Editor's note: This article has been updated to include a statement from Deborrah Skaggs. 

Jurors decided Wednesday that the Van Alstyne Independent School District did not discriminate against former teacher Deborrah Skaggs because of her age when the board of trustees voted in 2015 not to renew her contract.

The verdict took just a little over two hours to reach and ended a suit that began in March when Skaggs sued, saying that the district had forced her out due to her age. She said Van Alstyne Middle School Principal Ryan Coleman asked her about her plans to retire after she attended a retirement seminar in 2012. She said she told him she did not plan to retire because her husband had died and she could not afford to quit working.

Skaggs said Coleman told her that if she retired she would have more time to spend with her grandchildren. She said that when she declined, her job reviews, which had previously been glowing and high scoring, started going downhill. She said she was placed on improvement plans that became more onerous as they went along.

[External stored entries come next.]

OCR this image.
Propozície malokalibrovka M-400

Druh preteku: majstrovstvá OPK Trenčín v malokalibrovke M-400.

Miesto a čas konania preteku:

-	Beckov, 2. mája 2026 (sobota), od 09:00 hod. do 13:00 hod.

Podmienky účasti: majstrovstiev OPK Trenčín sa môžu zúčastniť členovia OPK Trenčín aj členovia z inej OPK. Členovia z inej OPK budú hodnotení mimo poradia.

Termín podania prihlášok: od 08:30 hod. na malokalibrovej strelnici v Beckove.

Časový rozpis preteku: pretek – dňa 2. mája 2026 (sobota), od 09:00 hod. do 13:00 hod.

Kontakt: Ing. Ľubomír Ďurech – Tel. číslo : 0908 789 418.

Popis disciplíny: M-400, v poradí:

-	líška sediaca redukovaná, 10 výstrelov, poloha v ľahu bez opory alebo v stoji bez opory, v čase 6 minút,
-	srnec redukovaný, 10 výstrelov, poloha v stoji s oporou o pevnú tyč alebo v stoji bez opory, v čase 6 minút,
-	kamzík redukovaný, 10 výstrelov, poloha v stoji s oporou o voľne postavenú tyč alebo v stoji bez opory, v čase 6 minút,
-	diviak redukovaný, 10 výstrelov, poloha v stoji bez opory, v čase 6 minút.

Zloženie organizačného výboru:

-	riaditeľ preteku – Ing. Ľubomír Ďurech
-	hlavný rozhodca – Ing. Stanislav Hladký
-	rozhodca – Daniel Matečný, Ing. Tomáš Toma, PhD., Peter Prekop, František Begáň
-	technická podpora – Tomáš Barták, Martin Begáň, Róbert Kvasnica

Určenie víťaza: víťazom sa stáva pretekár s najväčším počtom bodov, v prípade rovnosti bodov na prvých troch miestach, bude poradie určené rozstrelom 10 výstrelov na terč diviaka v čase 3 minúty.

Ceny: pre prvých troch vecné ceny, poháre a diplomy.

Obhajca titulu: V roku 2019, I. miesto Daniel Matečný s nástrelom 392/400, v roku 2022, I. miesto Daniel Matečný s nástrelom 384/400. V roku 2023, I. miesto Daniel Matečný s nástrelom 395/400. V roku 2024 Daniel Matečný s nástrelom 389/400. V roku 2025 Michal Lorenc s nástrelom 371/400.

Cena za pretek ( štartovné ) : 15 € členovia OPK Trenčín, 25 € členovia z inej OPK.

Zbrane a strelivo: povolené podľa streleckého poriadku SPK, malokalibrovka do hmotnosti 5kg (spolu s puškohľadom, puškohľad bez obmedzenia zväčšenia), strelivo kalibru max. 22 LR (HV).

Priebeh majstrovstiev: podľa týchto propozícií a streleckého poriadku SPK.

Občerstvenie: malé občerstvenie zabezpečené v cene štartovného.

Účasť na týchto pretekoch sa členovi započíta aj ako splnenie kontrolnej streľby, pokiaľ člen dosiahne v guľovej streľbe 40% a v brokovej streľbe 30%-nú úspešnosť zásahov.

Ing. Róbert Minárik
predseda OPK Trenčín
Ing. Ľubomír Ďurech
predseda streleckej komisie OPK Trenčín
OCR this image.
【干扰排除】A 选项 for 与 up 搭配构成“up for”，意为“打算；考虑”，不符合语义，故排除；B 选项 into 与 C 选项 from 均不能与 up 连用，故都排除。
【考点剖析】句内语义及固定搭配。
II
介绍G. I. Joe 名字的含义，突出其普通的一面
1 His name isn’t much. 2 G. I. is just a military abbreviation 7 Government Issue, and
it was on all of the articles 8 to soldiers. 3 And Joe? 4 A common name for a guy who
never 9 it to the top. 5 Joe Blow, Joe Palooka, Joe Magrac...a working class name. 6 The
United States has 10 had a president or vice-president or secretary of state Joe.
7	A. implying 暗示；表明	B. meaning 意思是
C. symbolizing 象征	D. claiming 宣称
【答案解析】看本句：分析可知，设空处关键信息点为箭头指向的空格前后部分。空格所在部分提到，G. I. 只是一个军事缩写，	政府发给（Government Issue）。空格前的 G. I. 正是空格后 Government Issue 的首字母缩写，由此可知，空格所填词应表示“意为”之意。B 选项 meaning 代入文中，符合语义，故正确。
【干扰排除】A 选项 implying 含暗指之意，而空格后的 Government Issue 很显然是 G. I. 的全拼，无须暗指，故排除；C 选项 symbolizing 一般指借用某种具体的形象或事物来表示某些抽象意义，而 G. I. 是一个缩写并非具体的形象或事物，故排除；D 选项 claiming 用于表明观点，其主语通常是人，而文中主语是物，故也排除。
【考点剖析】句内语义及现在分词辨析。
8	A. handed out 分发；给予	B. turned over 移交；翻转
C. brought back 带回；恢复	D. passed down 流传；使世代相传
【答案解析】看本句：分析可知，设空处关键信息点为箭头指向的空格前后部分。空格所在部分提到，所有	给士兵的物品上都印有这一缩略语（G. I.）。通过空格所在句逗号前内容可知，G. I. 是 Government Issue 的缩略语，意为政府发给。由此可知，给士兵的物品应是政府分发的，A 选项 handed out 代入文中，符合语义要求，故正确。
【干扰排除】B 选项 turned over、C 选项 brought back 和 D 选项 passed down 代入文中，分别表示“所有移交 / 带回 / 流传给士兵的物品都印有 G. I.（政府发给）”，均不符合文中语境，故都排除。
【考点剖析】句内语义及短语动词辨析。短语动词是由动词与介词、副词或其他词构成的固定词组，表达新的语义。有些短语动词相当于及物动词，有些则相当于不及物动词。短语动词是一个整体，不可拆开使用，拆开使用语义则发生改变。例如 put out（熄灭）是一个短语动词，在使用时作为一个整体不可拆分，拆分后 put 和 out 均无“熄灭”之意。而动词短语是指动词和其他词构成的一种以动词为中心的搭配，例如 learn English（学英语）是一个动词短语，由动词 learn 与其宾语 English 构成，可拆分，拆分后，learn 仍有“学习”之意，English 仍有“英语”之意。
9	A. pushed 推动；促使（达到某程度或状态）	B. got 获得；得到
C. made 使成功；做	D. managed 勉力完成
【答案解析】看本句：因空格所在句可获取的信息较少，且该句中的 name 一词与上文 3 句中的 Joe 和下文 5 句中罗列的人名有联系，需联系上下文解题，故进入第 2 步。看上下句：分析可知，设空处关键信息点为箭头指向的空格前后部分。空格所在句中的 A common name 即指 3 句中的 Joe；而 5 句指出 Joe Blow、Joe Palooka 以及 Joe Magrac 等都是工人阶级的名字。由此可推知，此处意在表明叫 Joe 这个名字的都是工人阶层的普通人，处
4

The district denied any wrongdoing in its dealings with Skaggs, and said Coleman went out of his way to try to help her bring her teaching methods up to the standards the district wanted met.

Attorney D. Craig Wood, along with Meredith Prykryl Walker, represented the district. After the verdict, Wood said that it is always difficult when the district has to let an employee go, however, the district’s focus has always been on doing what is in the best interest of the district’s students.

Brandon Shelby, who represented Skaggs, said he told her all along that there is no telling what a jury could do with the case. He said when the jury was out more than two hours he really thought they had decided to support Skaggs on at least the first question of whether or not her age was a motivating factor in her losing her job. He said he was surprised when he learned they never got past that question. Shelby, who generally represents municipalities, said it was different being on the plaintiff side of the courtroom but he took the case because Skaggs is a longtime family friend. After she left the courtroom, his client said she sees the week as a positive thing even though she lost.

“Today was a victory as I see it,” Skaggs said in a written statement. “The goal of this whole trial was to bring to light what has and is taking place within the Van Alstyne ISD. I wanted to make it known that I was pushed out the door. This type of action has been taking place since the change in administration. When the superintendent came on board, a lot of great long time teachers were pushed out. They may have moved on to other districts but a majority of them were most likely asked to retire, resign — for a good reference — or face nonrenewal. Some of these teachers chose to remain silent because they are actively involved with the community, have kids and grandkids in VAISD or just thought it wasn’t worth the fight.

"I took this opportunity to make it known that I was not going to take it lightly. It was ironic in the trial that the superintendent had no idea how many teachers were in the district or how many had left. The goal of the trial was to allow the public to hear what is taking place. It is strange that this case has gone on for two years now and after multiple settlement offer refusals, I was not successful today. You see if I took the settlement, the case would go away.”

She added that she is not sure if she wants to appeal the case or not.

“after two years and at least getting the case out in the open, this may be just what is needed. You see the overall goal isn’t about money; it is about treating others with respect, being honest and telling the truth. I think that many are aware of the shady aspects that have been taking place at VAISD and feel it is time the truth came out,” she said.

During the three-day trial, the jury saw many of the assessments of Skaggs’ teaching that were written during her last three years of teaching in Van Alstyne. They also heard each side’s representation of what those assessments meant and what motivated the people who were writing them. The district said the only motivation for the assessments was to help Skaggs meet the district’s expectations of her as a teacher.

Skaggs said the motivation was to humiliate her and cause her to retire.

In his closing arguments, Shelby cautioned the jury to ask the question: What was really going on when the assessments Skaggs received changed within a matter of months. He pointed out that the jury had asked school representatives how many teachers over the age of 60 worked at the district. He also asked the jury to ask themselves if the board would have voted not to renew her contract if she had not been placed on the growth plans. Skaggs contended the growth plans were based on her refusal to retire.

“They did this because she said no,” Shelby told jurors.

He urged the jury to think about what it would take to compensate Skaggs for “three years of hell,” when they started to consider the amount of damages they should give Skaggs.

Walker told the jury to think about the documentation that they had been shown that pointed to the effort Coleman put into helping Skaggs try to improve her teaching.

“She wasn’t willing to put fort the effort to make changes,” Walker said. She said Coleman was just trying to remedy the deficiencies he saw in her teaching.

The case was heard in the Magistrate’s Courtroom at the Chase Bank building with Magistrate Judge Christine Nowak presiding.